Friday, Britt and I went to Beavercreek to Tony's work. We talked for a few and then he asked if we wanted to go to some party later. I said okay, but I don't think she wanted to. Went to Kettering, bought my Hawthorne Heights ticket, cause Tristan didn't buy it for me. Came back home. Got ready and then went to Beavercreek. Met Tony at the gas station and followed him over to Wright State. She decided she didn't want to go anymore. So she dropped me off and went to her brother's house. Me and Tony walked in, and it was all guys. He wasn't happy that she wasn't there. So he called her and we went to her brother's. Stayed there until about 12 or so. We were all so tired. I stayed up until about 3am.

I woke up about 11. We sat around forever. My mom somehow got Britt's dad's cell phone number and called him to check and make sure I was being honest with her about where I was Friday night. Whatever, I guess. Then we went to the laundromat. Brittany put a sign up "Looking for a good time? Call.. " and then put my cell phone number, lol. We just wanna see how long it'll stay there and if anyone actually will call it. Went home about 5. We were together for about 27 hours :o Anyway... showered and what not. Then hung out with Jerome. I'm such a lame person to hang out with. Like, seriously. No wonder no one wants to hang out with me :p

I saw Aaron on Friday. It made me sad. Why the hell do I still miss someone that treated me like shit? Ugh. It pisses me off. I need someone that can get my mind off him and that will let me forget about him. Like, really. Whatever.
  • Current Music
    Senses Fail

I'm a dropout. ohoh baby

I woke up this morning and went back to bed. I'm too lazy for the school scene. Like, seriously. A field trip to the grocery store? wtf.. I felt like I was in second grade again. It was 10 kinds of lame. Got me out of school though.
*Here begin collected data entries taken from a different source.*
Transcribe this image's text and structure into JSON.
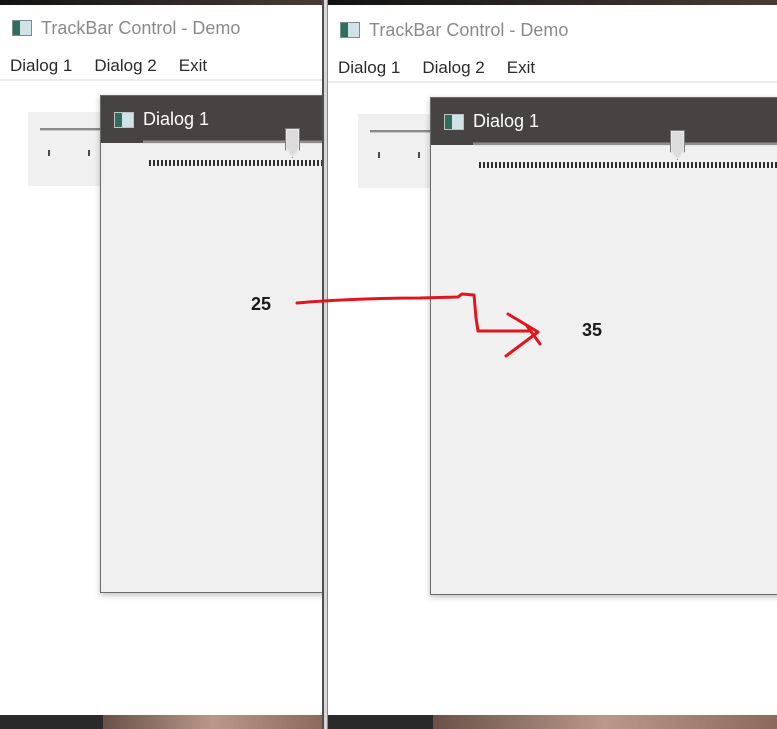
{
  "left_window": {
    "title": "TrackBar Control - Demo",
    "menu": [
      "Dialog 1",
      "Dialog 2",
      "Exit"
    ],
    "dialog": {
      "title": "Dialog 1",
      "slider_value": 25,
      "value_label": "25"
    }
  },
  "right_window": {
    "title": "TrackBar Control - Demo",
    "menu": [
      "Dialog 1",
      "Dialog 2",
      "Exit"
    ],
    "dialog": {
      "title": "Dialog 1",
      "slider_value": 35,
      "value_label": "35"
    }
  },
  "colors": {
    "dialog_titlebar": "#474343",
    "dialog_body": "#f0f0f0",
    "annotation_arrow": "#e0161e",
    "window_background": "#ffffff"
  },
  "icons": {
    "app": "app-window-icon",
    "dialog": "app-window-icon"
  }
}
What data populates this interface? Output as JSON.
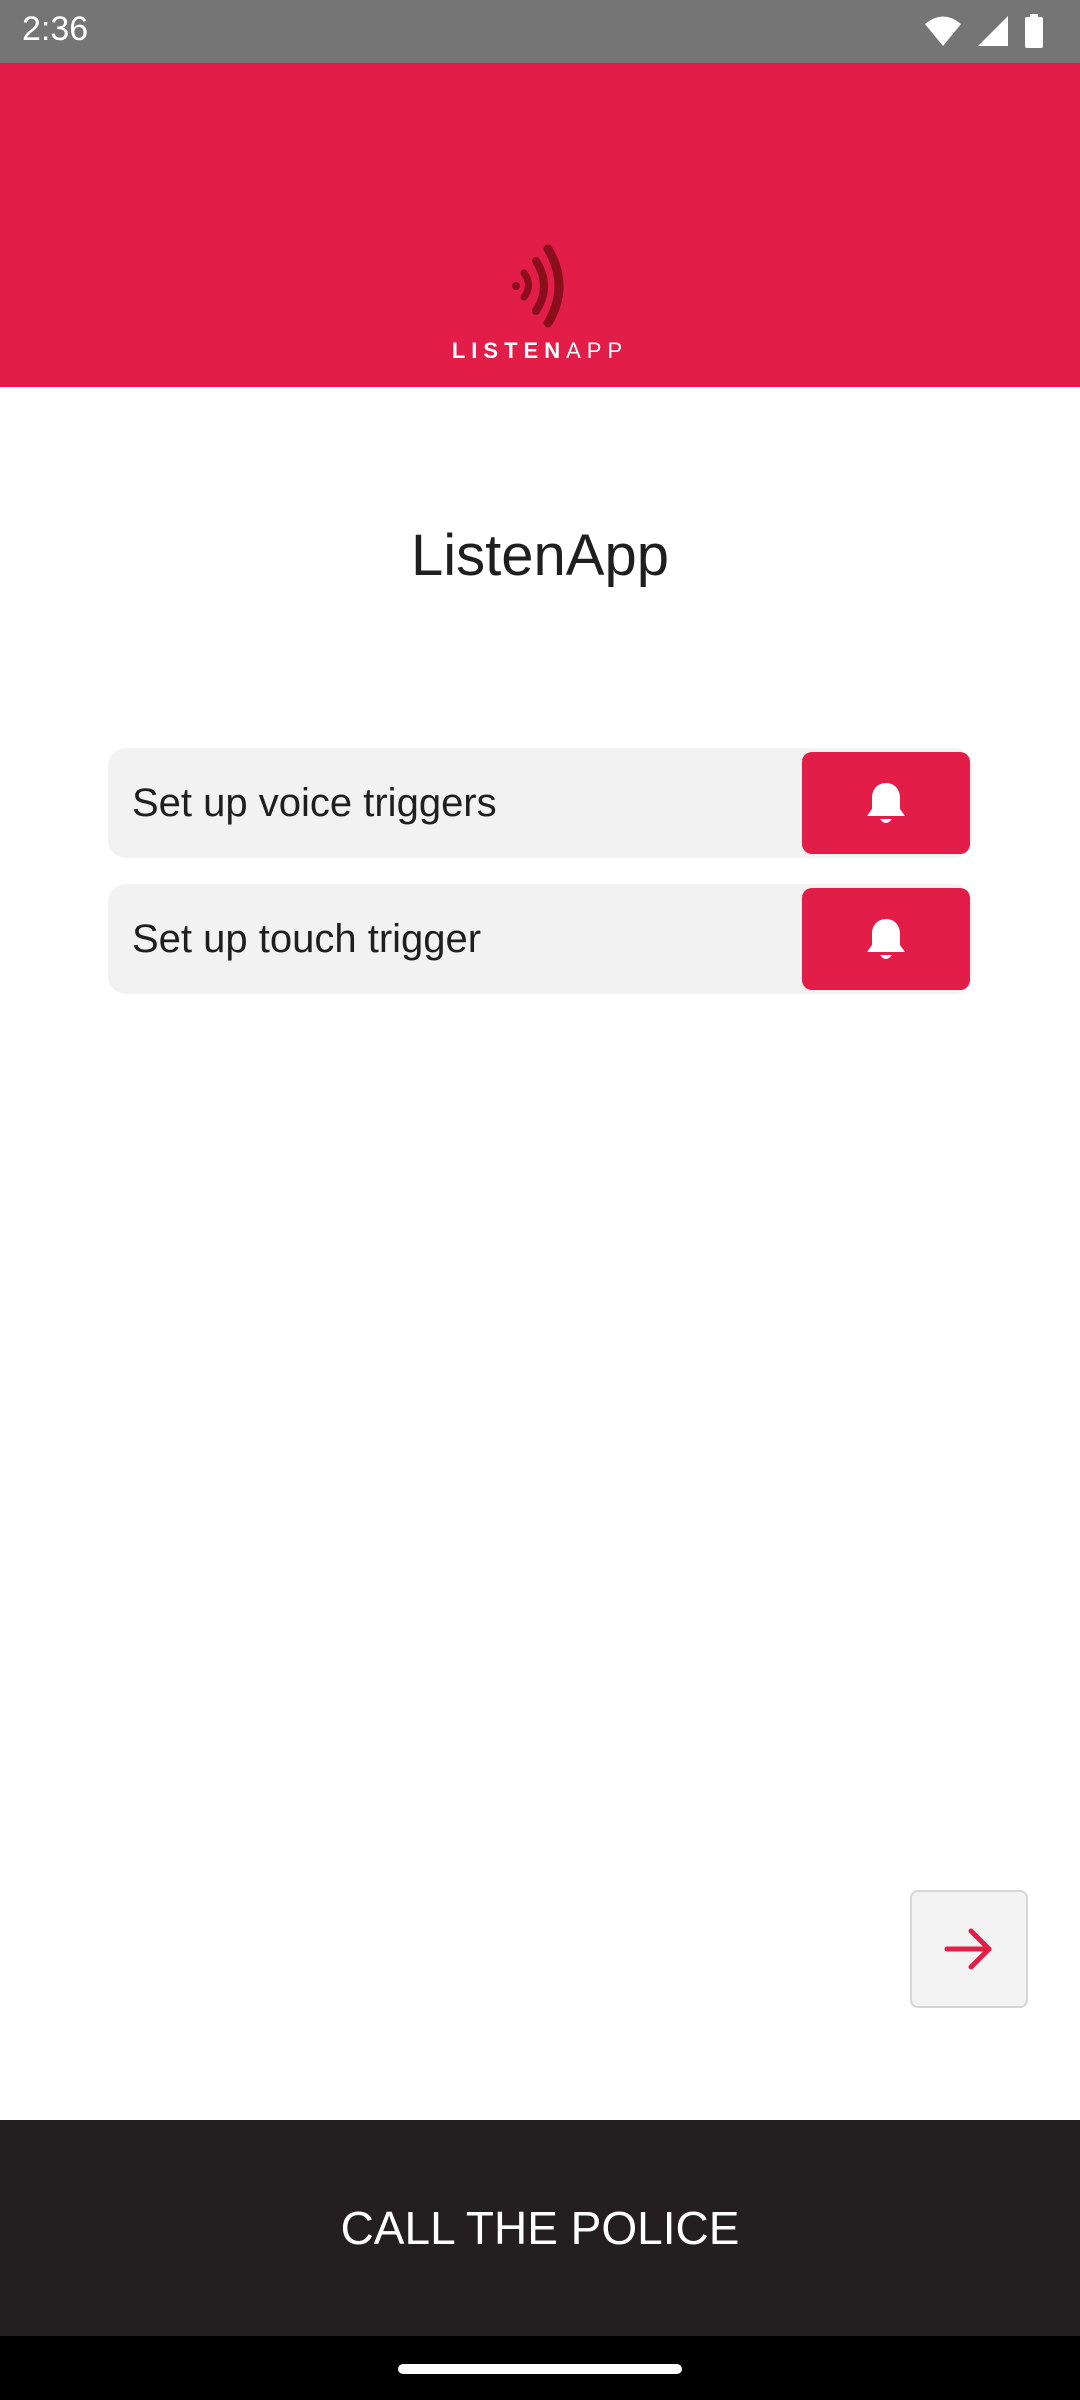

Um, well I got my oil changed today. I decided that after my car started smelling like burnt plastic and mothballs, it needed to be changed. To be honest, it just needed some. My car had about oh um.. NO oil in it. I'm surprised it didn't blow up.

Went to Brookeville with Whitney today. Then we spent the rest of the night working on our math project. More like Jerome figuring out how to do it and then her doing the rest, and me copying it. I'm such a cheat. So I tried doing the last part by myself and it didn't even come out right. I give up. Ew, I suck at school.

So um... make plans with me for the weekend. I require friends. Your reward will be my undying love for the rest of eternity. And I swear.